Engana-se quem pensa que a Avaliação Nacional de Vinhos é uma festa apenas para enólogos e empresários do ramo. Participar do evento, que teve sua 18ª edição realizada no último sábado, é uma aula para qualquer amante da bebida, não interessa se ainda em fase de aprendizado ou experiente degustador. Além de registrar aquilo tudo que já foi publicado sobre o encontro, a coluna Enoteca ficou atenta a alguns detalhes que merecem ser compartilhados com os leitores.
EM GOLES
- Chamaram atenção os números apresentados pelo presidente da Associação Brasileira de Enologia (ABE), Christian Bernardi, sobre o evento. Desde sua primeira edição, em 1993, a Avaliação Nacional já analisou mais de 3,7 mil amostras e somou plateia de 10 mil pessoas.

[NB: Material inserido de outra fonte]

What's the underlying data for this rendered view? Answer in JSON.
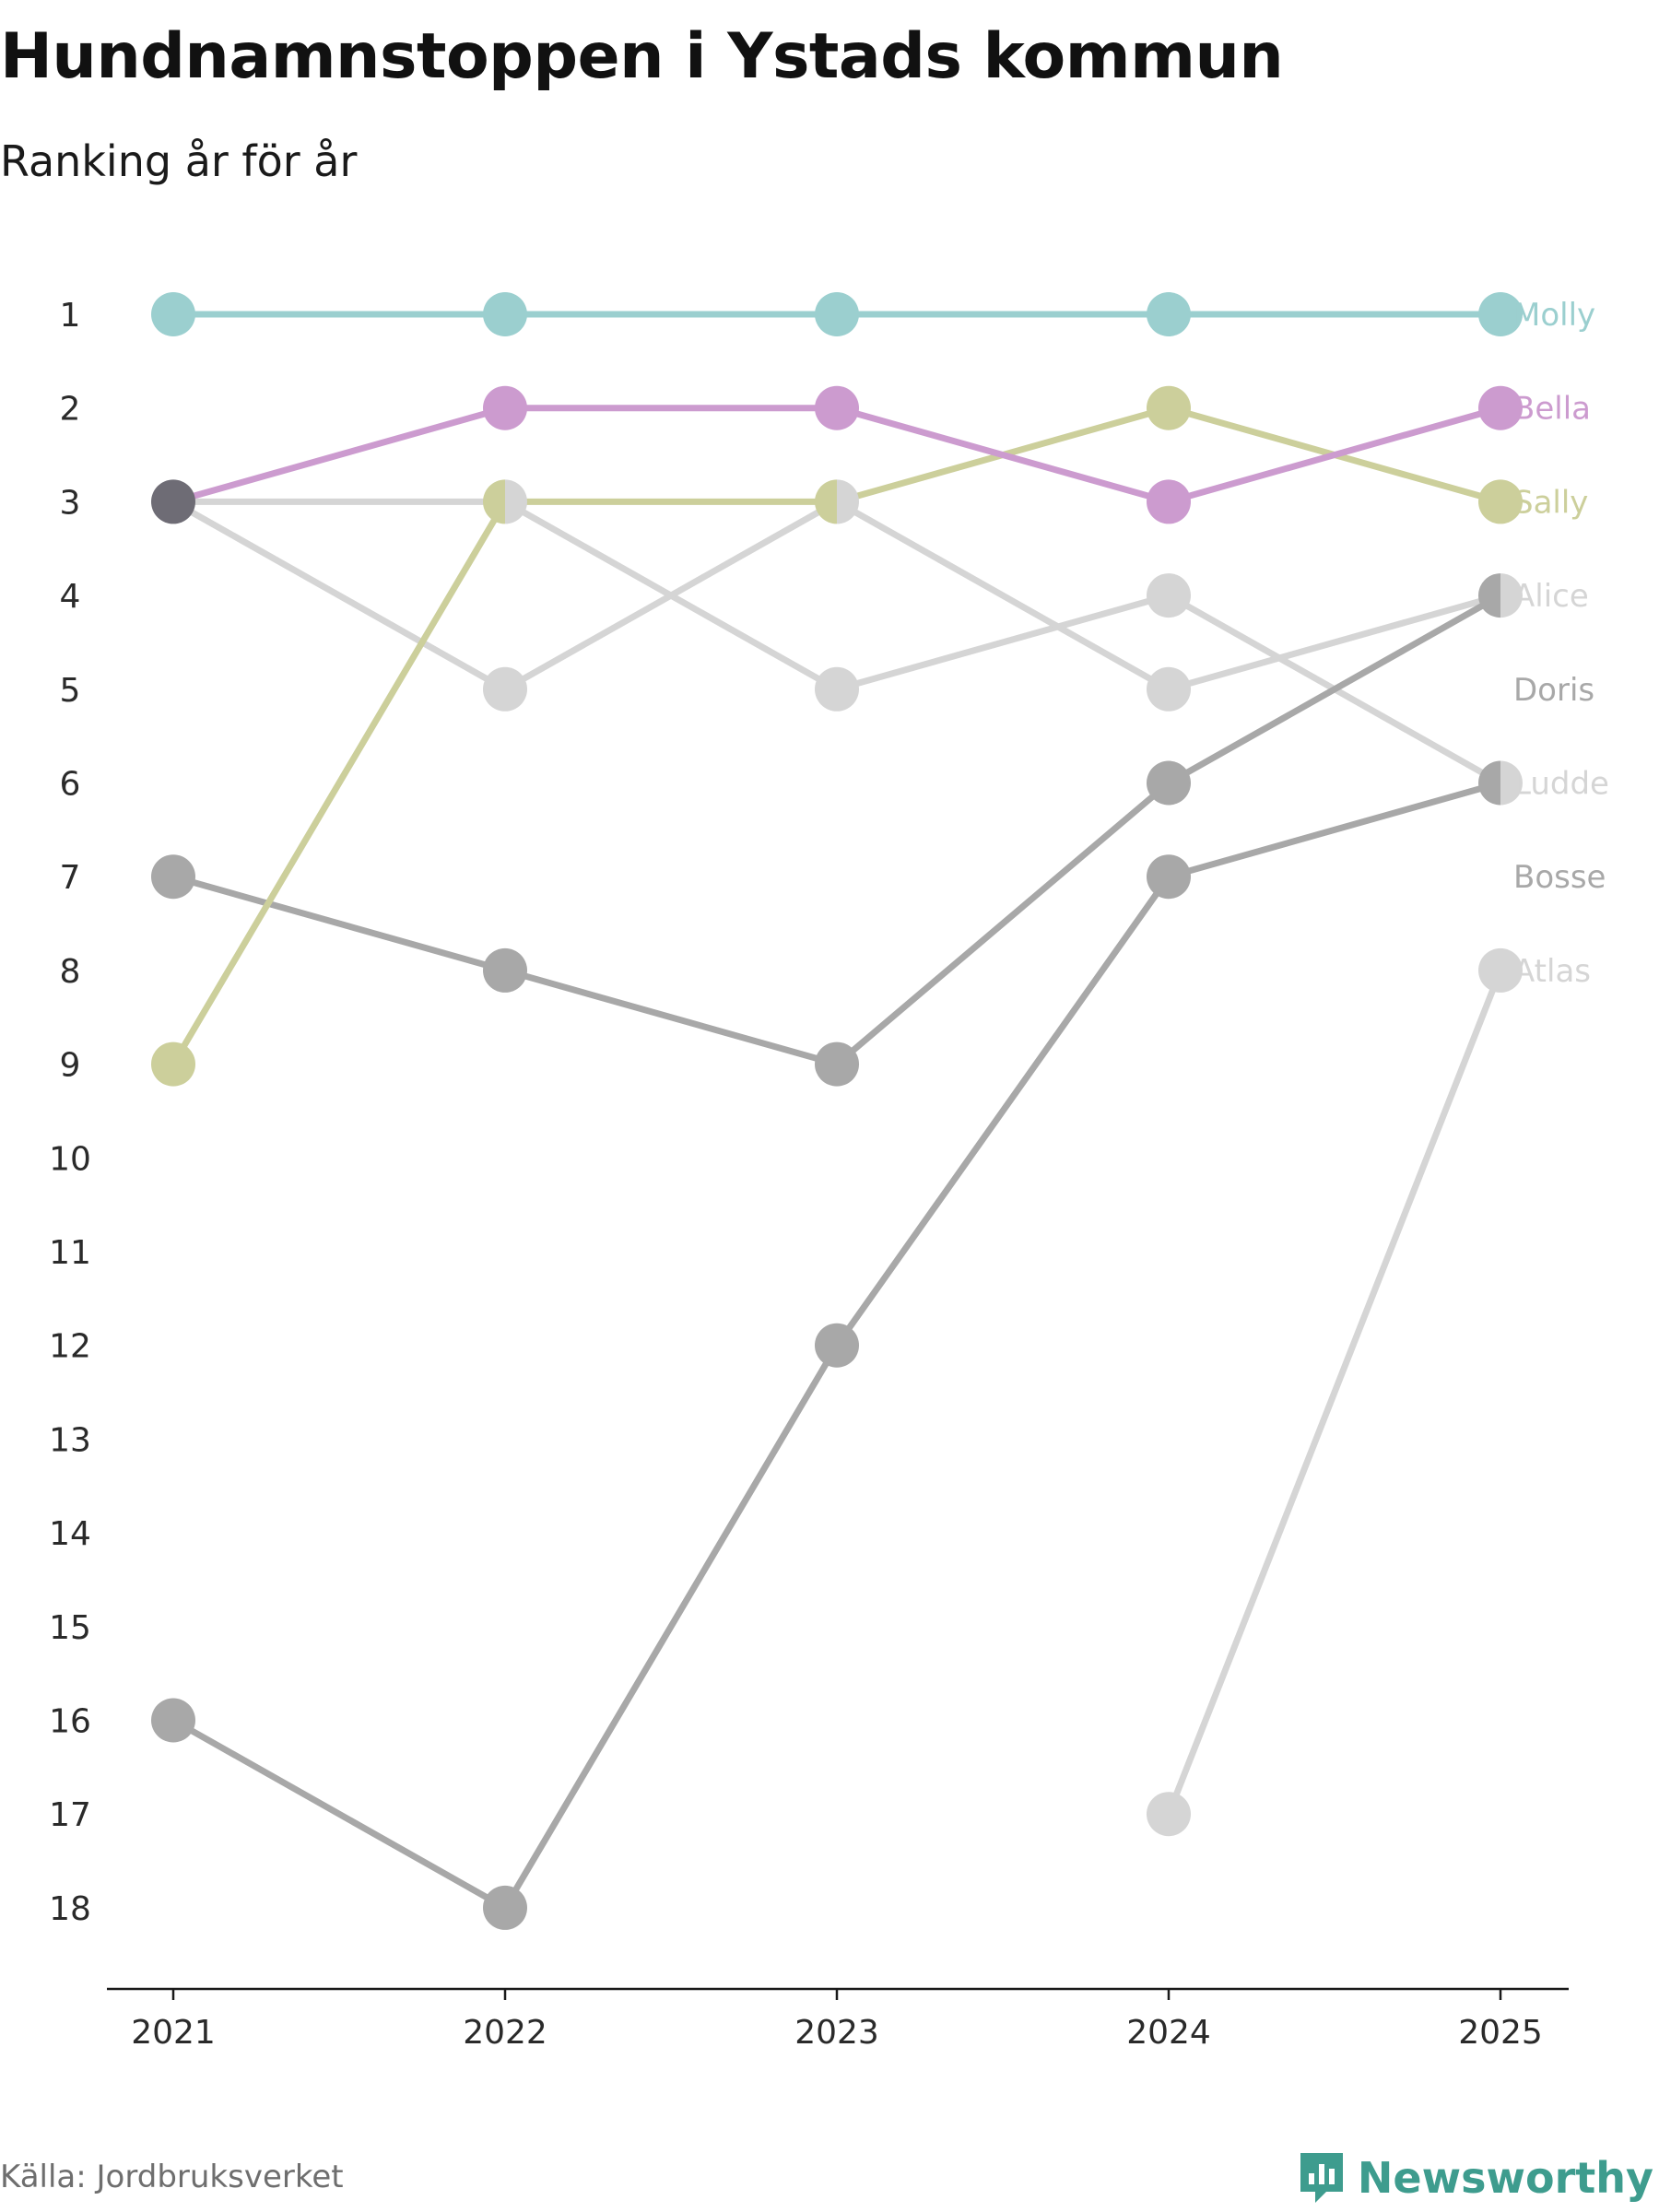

- A diversidade geográfica neste ano foi tão ampla quanto o espetáculo que misturou samba de gafieira, chula e forró no intervalo do evento. Além da Serra, a Campanha, os Campos de Cima da Serra e os Estados de Santa Catarina, Minas Gerais, Pernambuco e Bahia tiveram amostras incluídas entre as melhores 16.

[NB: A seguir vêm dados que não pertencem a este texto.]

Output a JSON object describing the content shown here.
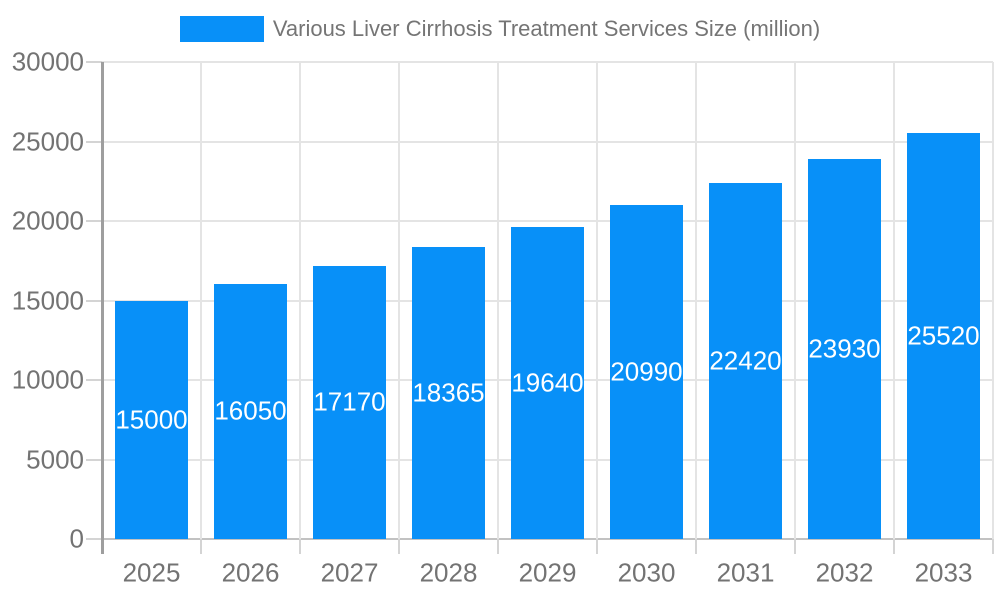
{
  "chart_data": {
    "type": "bar",
    "title": "Various Liver Cirrhosis Treatment Services Size (million)",
    "categories": [
      "2025",
      "2026",
      "2027",
      "2028",
      "2029",
      "2030",
      "2031",
      "2032",
      "2033"
    ],
    "values": [
      15000,
      16050,
      17170,
      18365,
      19640,
      20990,
      22420,
      23930,
      25520
    ],
    "xlabel": "",
    "ylabel": "",
    "ylim": [
      0,
      30000
    ],
    "yticks": [
      0,
      5000,
      10000,
      15000,
      20000,
      25000,
      30000
    ],
    "grid": true,
    "legend_position": "top",
    "bar_label_position": "center"
  },
  "theme": {
    "bar_color": "#0890f8",
    "bar_label_color": "#ffffff",
    "axis_label_color": "#737373",
    "legend_text_color": "#757575",
    "gridline_color": "#e4e4e4",
    "baseline_color": "#c2c2c2",
    "tick_color": "#d4d4d4",
    "axis_line_color": "#9e9e9e",
    "background_color": "#ffffff"
  }
}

- É possível que em alguns casos os vinhos tenham sido selecionados mais pelo fato de serem de novas áreas produtoras do que pela qualidade. E qual o problema? A "expansão do Brasil vitivinícola", como colocou Bernardi, é um feito que merece ser celebrado e difundido.
- O grande número de amostras condecoradas combinado com a inclusão entre os 16 vinhos mais representativos da safra 2010 tornou a festa especial para quatro grandes vinícolas: Miolo, Perini, Salton e Valduga. A Salton foi a que mais levou prêmios como marca única (11). A Miolo, porém, bateu essa barreira ao somar os resultados de suas diferentes grifes _ Miolo, Ouro Verde, Seival, Rasip e Almadén chegaram a 17 citações, sendo que três produtos ficaram entre os 16 melhores. O mesmo aconteceu com a Valduga, que levou sete prêmios mas não foi citada individualmente entre os mais representativos. Chegou lá por meio da Domno.

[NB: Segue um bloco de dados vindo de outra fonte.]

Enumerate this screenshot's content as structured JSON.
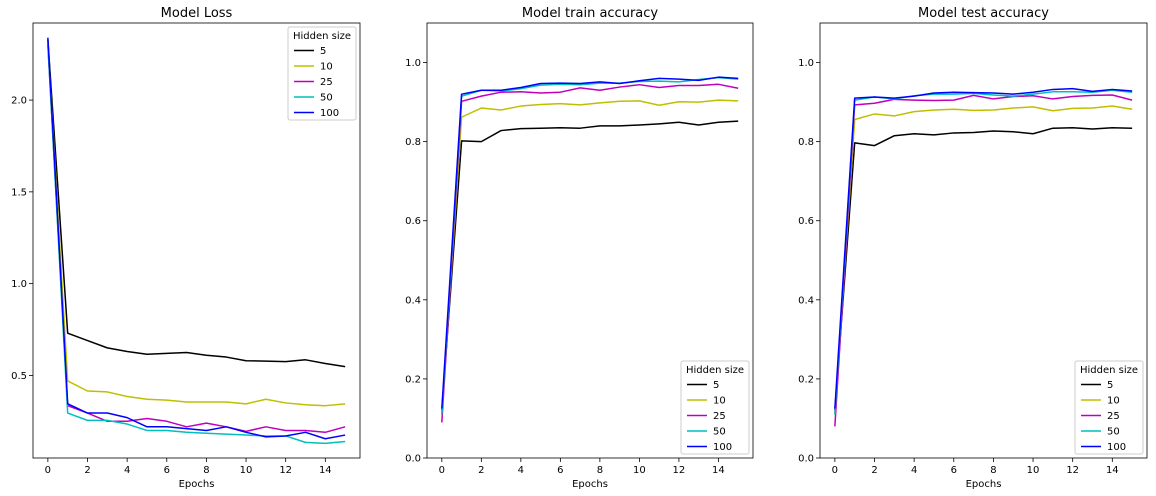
{
  "chart_data": [
    {
      "type": "line",
      "title": "Model Loss",
      "xlabel": "Epochs",
      "ylabel": "",
      "xlim": [
        -0.75,
        15.75
      ],
      "ylim": [
        0.05,
        2.42
      ],
      "xticks": [
        0,
        2,
        4,
        6,
        8,
        10,
        12,
        14
      ],
      "yticks": [
        0.5,
        1.0,
        1.5,
        2.0
      ],
      "ytick_labels": [
        "0.5",
        "1.0",
        "1.5",
        "2.0"
      ],
      "grid": false,
      "legend": {
        "title": "Hidden size",
        "placement": "top-right"
      },
      "x": [
        0,
        1,
        2,
        3,
        4,
        5,
        6,
        7,
        8,
        9,
        10,
        11,
        12,
        13,
        14,
        15
      ],
      "series": [
        {
          "name": "5",
          "color": "#000000",
          "values": [
            2.33,
            0.73,
            0.69,
            0.65,
            0.63,
            0.615,
            0.62,
            0.625,
            0.61,
            0.6,
            0.58,
            0.578,
            0.575,
            0.585,
            0.565,
            0.548
          ]
        },
        {
          "name": "10",
          "color": "#bfbf00",
          "values": [
            2.32,
            0.47,
            0.415,
            0.41,
            0.385,
            0.37,
            0.365,
            0.355,
            0.355,
            0.355,
            0.345,
            0.37,
            0.35,
            0.34,
            0.335,
            0.345
          ]
        },
        {
          "name": "25",
          "color": "#bf00bf",
          "values": [
            2.3,
            0.335,
            0.295,
            0.25,
            0.25,
            0.265,
            0.25,
            0.22,
            0.24,
            0.22,
            0.195,
            0.22,
            0.2,
            0.2,
            0.19,
            0.22
          ]
        },
        {
          "name": "50",
          "color": "#00bfbf",
          "values": [
            2.31,
            0.295,
            0.255,
            0.255,
            0.235,
            0.2,
            0.2,
            0.19,
            0.185,
            0.18,
            0.175,
            0.17,
            0.17,
            0.135,
            0.13,
            0.14
          ]
        },
        {
          "name": "100",
          "color": "#0000ff",
          "values": [
            2.34,
            0.345,
            0.295,
            0.295,
            0.27,
            0.22,
            0.22,
            0.21,
            0.2,
            0.22,
            0.19,
            0.165,
            0.17,
            0.19,
            0.155,
            0.175
          ]
        }
      ]
    },
    {
      "type": "line",
      "title": "Model train accuracy",
      "xlabel": "Epochs",
      "ylabel": "",
      "xlim": [
        -0.75,
        15.75
      ],
      "ylim": [
        0.0,
        1.1
      ],
      "xticks": [
        0,
        2,
        4,
        6,
        8,
        10,
        12,
        14
      ],
      "yticks": [
        0.0,
        0.2,
        0.4,
        0.6,
        0.8,
        1.0
      ],
      "ytick_labels": [
        "0.0",
        "0.2",
        "0.4",
        "0.6",
        "0.8",
        "1.0"
      ],
      "grid": false,
      "legend": {
        "title": "Hidden size",
        "placement": "bottom-right"
      },
      "x": [
        0,
        1,
        2,
        3,
        4,
        5,
        6,
        7,
        8,
        9,
        10,
        11,
        12,
        13,
        14,
        15
      ],
      "series": [
        {
          "name": "5",
          "color": "#000000",
          "values": [
            0.12,
            0.802,
            0.8,
            0.828,
            0.833,
            0.834,
            0.835,
            0.834,
            0.84,
            0.84,
            0.842,
            0.845,
            0.849,
            0.842,
            0.849,
            0.852
          ]
        },
        {
          "name": "10",
          "color": "#bfbf00",
          "values": [
            0.11,
            0.862,
            0.885,
            0.88,
            0.89,
            0.894,
            0.896,
            0.893,
            0.898,
            0.902,
            0.903,
            0.892,
            0.901,
            0.9,
            0.905,
            0.903
          ]
        },
        {
          "name": "25",
          "color": "#bf00bf",
          "values": [
            0.09,
            0.902,
            0.915,
            0.925,
            0.926,
            0.923,
            0.925,
            0.936,
            0.93,
            0.938,
            0.944,
            0.937,
            0.942,
            0.942,
            0.945,
            0.935
          ]
        },
        {
          "name": "50",
          "color": "#00bfbf",
          "values": [
            0.11,
            0.915,
            0.93,
            0.928,
            0.934,
            0.943,
            0.945,
            0.944,
            0.948,
            0.948,
            0.952,
            0.953,
            0.951,
            0.957,
            0.962,
            0.958
          ]
        },
        {
          "name": "100",
          "color": "#0000ff",
          "values": [
            0.125,
            0.92,
            0.93,
            0.93,
            0.937,
            0.947,
            0.948,
            0.947,
            0.951,
            0.947,
            0.954,
            0.96,
            0.958,
            0.955,
            0.963,
            0.96
          ]
        }
      ]
    },
    {
      "type": "line",
      "title": "Model test accuracy",
      "xlabel": "Epochs",
      "ylabel": "",
      "xlim": [
        -0.75,
        15.75
      ],
      "ylim": [
        0.0,
        1.1
      ],
      "xticks": [
        0,
        2,
        4,
        6,
        8,
        10,
        12,
        14
      ],
      "yticks": [
        0.0,
        0.2,
        0.4,
        0.6,
        0.8,
        1.0
      ],
      "ytick_labels": [
        "0.0",
        "0.2",
        "0.4",
        "0.6",
        "0.8",
        "1.0"
      ],
      "grid": false,
      "legend": {
        "title": "Hidden size",
        "placement": "bottom-right"
      },
      "x": [
        0,
        1,
        2,
        3,
        4,
        5,
        6,
        7,
        8,
        9,
        10,
        11,
        12,
        13,
        14,
        15
      ],
      "series": [
        {
          "name": "5",
          "color": "#000000",
          "values": [
            0.12,
            0.797,
            0.79,
            0.815,
            0.82,
            0.817,
            0.822,
            0.823,
            0.827,
            0.825,
            0.82,
            0.834,
            0.835,
            0.832,
            0.835,
            0.834
          ]
        },
        {
          "name": "10",
          "color": "#bfbf00",
          "values": [
            0.11,
            0.856,
            0.87,
            0.865,
            0.876,
            0.88,
            0.882,
            0.879,
            0.88,
            0.885,
            0.888,
            0.878,
            0.884,
            0.885,
            0.89,
            0.882
          ]
        },
        {
          "name": "25",
          "color": "#bf00bf",
          "values": [
            0.08,
            0.893,
            0.897,
            0.907,
            0.905,
            0.904,
            0.905,
            0.917,
            0.908,
            0.914,
            0.916,
            0.908,
            0.914,
            0.917,
            0.918,
            0.905
          ]
        },
        {
          "name": "50",
          "color": "#00bfbf",
          "values": [
            0.11,
            0.905,
            0.913,
            0.908,
            0.916,
            0.92,
            0.92,
            0.922,
            0.918,
            0.915,
            0.92,
            0.926,
            0.926,
            0.925,
            0.93,
            0.925
          ]
        },
        {
          "name": "100",
          "color": "#0000ff",
          "values": [
            0.125,
            0.91,
            0.913,
            0.91,
            0.915,
            0.923,
            0.925,
            0.924,
            0.923,
            0.92,
            0.925,
            0.932,
            0.934,
            0.927,
            0.932,
            0.928
          ]
        }
      ]
    }
  ]
}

- O vinho com melhor pontuação entre os que foram degustados juntamente com o público (87,5 pontos) foi o Moscato R2, da Perini, produto da categoria branco fino seco aromático que, sob a marca Jota Pe, chega ao consumidor por menos de R$ 10. Preço nem sempre é sinônimo de qualidade.
- Entre as novatas, houve muita comemoração em torno da Góes & Venturini e, sobretudo, da Almaúnica, que já em sua primeira Avaliação Nacional teve três vinhos premiados, um deles escalado para o time dos 16 melhores.